Your intrepid liquor reporter has a standard operating procedure that has served him well during this licentious and libertine annual event called Stampede Time.
Typically, that strategy involves a lot of drinking warm flat beer in a plastic cup and hitting on tipsy businesswomen wearing cowboy hats.
Yes, things are different during Stampede Time among the normally staid and virtuous denizens of downtown Calgary. They don ten-gallon hats, cowboy boots, and squeeze into a pair of blue jeans that somehow seem to get tighter around the waistline every year.
In recent years, Stampede has even served to bring out the inner skank in many of the fairer sex, with naughty cowgirl outfits that get more risque every year.
Indeed, the Calgary Stampede has become Alberta’s own Carnaval, Mardi Gras, and Las Vegas all rolled into one. For ten days a year, the normally conservative and buttoned-down Calgarians are whipped into a frenzy of lecherous excesses, where prim and proper accountants drink until they fall off their barstools, often into the willing and eager arms of a boot-wearing damsel not necessarily his wife.
Much like Carnaval in Rio de Janeiro is a celebration of the pleasures of the flesh prior to 40 days of abstinence during Lent, the Calgary Stampede is ten days of wanton depravity that releases those in the hardest working city in Canada from their self imposed workaholic lifestyles.
The sacrifices Calgarians make by working so hard the other 355 days of the year are all forgotten, and any behaviour is forgiven during the Stampede. Similar to the Las Vegas motto of “What goes in Vegas, stays in Vegas”, there is a collective amnesia that grants amnesty for all sins committed during those libidinous ten days.
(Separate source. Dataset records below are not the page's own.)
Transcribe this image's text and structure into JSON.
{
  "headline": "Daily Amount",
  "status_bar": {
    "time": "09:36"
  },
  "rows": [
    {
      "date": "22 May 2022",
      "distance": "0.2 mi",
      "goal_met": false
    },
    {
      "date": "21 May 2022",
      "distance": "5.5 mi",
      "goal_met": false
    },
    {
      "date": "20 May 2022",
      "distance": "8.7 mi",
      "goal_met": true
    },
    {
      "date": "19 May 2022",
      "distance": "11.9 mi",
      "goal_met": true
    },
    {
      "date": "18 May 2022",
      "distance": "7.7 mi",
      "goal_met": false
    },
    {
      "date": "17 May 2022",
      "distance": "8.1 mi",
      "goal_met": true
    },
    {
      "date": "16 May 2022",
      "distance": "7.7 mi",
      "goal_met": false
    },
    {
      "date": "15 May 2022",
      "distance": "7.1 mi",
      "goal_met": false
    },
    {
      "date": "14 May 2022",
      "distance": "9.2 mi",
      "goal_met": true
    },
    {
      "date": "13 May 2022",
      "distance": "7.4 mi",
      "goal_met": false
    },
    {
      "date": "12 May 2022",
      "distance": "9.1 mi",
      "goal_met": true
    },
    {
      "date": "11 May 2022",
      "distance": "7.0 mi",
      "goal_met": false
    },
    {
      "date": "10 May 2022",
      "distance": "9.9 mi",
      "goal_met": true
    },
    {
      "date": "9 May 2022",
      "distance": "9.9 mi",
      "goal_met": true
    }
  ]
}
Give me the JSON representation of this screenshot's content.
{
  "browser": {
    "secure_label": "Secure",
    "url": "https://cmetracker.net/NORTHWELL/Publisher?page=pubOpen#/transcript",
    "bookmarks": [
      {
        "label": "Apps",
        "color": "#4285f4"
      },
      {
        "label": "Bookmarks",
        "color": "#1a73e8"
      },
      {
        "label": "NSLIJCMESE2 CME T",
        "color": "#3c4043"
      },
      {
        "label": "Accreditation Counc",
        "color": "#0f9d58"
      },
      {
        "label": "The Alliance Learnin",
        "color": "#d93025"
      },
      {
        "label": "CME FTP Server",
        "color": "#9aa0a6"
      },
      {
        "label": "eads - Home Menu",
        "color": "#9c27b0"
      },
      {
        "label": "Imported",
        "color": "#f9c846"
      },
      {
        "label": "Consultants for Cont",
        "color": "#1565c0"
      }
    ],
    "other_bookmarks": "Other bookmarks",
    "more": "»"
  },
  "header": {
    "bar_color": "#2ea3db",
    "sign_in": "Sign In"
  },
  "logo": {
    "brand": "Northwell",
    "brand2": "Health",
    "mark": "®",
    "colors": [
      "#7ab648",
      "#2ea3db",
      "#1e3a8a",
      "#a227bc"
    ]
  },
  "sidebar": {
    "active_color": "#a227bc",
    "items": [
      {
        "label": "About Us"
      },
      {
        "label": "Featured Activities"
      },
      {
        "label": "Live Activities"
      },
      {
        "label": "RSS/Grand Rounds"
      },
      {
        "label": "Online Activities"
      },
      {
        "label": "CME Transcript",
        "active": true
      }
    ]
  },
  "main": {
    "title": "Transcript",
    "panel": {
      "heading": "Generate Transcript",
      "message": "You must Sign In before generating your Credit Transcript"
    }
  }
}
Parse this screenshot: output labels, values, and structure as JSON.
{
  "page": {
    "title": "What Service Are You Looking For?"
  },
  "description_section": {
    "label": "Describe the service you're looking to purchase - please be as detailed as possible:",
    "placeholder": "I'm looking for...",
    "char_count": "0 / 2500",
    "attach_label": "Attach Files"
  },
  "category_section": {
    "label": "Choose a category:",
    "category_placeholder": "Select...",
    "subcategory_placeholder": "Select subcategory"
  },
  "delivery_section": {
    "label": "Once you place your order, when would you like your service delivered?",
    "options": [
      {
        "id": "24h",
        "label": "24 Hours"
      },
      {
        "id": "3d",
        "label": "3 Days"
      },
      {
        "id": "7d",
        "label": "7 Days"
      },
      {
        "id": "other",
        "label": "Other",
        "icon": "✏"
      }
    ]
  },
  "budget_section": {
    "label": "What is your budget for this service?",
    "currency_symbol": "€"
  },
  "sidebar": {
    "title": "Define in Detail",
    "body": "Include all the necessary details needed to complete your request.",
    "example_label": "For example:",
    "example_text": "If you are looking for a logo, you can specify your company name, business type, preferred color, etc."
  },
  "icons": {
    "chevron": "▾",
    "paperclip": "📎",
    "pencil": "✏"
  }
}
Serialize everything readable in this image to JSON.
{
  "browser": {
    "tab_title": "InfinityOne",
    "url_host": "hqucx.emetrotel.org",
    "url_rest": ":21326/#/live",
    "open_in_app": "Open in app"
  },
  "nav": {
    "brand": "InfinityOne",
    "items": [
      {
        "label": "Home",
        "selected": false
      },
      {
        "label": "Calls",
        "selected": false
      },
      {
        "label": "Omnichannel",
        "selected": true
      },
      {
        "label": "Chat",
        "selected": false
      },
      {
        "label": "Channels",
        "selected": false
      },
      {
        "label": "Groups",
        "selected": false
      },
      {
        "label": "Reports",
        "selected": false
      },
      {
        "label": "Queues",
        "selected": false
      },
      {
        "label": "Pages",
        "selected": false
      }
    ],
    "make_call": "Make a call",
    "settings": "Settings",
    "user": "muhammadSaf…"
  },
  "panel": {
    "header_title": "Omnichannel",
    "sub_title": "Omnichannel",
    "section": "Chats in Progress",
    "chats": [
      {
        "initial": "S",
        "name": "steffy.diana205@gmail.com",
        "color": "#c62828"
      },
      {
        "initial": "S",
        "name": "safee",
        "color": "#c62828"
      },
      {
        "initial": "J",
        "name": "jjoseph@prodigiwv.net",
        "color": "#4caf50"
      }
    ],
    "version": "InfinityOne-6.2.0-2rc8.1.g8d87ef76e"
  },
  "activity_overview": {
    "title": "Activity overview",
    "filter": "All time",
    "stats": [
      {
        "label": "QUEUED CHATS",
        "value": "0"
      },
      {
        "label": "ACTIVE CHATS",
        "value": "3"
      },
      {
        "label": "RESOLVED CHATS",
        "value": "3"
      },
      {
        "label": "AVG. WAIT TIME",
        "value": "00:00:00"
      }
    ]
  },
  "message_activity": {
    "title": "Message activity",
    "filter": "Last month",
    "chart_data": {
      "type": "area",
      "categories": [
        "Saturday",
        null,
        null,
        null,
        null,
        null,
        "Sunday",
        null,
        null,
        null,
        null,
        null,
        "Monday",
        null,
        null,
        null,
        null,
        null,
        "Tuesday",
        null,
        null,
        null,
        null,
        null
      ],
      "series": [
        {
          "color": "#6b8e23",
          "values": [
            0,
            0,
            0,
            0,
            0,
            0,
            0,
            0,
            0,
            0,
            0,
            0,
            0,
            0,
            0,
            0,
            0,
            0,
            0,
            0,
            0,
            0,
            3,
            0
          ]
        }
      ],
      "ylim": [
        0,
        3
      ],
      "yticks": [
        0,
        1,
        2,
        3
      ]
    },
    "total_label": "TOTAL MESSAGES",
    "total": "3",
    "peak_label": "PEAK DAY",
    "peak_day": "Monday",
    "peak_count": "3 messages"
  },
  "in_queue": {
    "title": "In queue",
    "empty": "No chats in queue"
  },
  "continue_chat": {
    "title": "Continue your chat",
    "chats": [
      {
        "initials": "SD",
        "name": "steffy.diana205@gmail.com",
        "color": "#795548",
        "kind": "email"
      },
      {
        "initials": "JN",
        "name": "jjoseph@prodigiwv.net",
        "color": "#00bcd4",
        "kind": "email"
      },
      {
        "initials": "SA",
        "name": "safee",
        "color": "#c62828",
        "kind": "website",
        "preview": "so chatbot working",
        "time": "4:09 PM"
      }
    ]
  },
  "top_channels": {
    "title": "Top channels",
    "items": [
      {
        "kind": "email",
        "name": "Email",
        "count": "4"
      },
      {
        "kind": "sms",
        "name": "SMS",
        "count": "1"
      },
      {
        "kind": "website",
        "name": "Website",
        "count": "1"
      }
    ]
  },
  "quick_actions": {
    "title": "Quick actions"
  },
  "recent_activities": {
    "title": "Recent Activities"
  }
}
The readers that only wear blue jeans when paired with a black turtleneck and a brushed aluminum iPad will be relieved to hear that yes, there is an iPhone app for the Stampede that will show you a full calendar of all events and attractions every day.
Naturally, an event of such saturnalian proportions is right up the alley of your long suffering liquor columnist, so I normally spend the Stampede living life to the fullest. From the tequila breakfasts that stretched from the morning to late in the evening, ending with pinching the bottoms of hot and bothered two-stepping cowgirls at Nashville North, I left all modesty behind for those sinful ten days.
After many years of washing down greasy sausages and tiny pancakes with warm flat beer in a plastic cup, your intrepid liquor reporter dedicated himself to seeking out the classier Stampede Breakfasts, where the warm flat beer in a plastic cup was upgraded to a Mimosa, or possibly the cowboy-ified version of a Mimosa, also known as a Screwdriver, or just plain old vodka and OJ.
Why vodka and OJ? Because, gentle reader, orange juice is widely available at Stampede Breakfasts, and when the vodka is not supplied by the host, your intrepid liquor reporter deftly shakes a dash or two from his well-worn hip flask into the glass for an instant cocktail.
To honor our local booze producers, your humble narrator has been drinking only Highwood Pure Canadian Vodka, made with loving care from fine Alberta wheat and natural spring water just south of Calgary at Highwood Distillers.
Surrounded by the ranches of cattle country, your intrepid liquor reporter considers Highwood Distillers the most rootin’-tootin’ cowboy-bootin’ purveyor of fine hooch at any Stampede-related event.
For the cowpokes looking for something a little more western than vodka, Highwood Distillers also produces a dozen styles of whisky, with one to satisfy every taste. My favorite is the Century Reserve 21 Year, a smooth Rye Whisky with hints of butterscotch and oak. It would be an insult to the whisky to defile it by adding a soft drink mixer, so your humble narrator drinks this straight up, or maybe over a few cubes of ice.
So, gentle reader, remember that the annual bacchanalia known as the Calgary Stampede isn’t just about drinking warm flat beer in a plastic cup. Take the opportunity to class up your Stampede boozing. It might even help attract a buckle-bunny or rugged rough rider for one of those delightfully common Stampede flings. Your humble narrator is counting on it!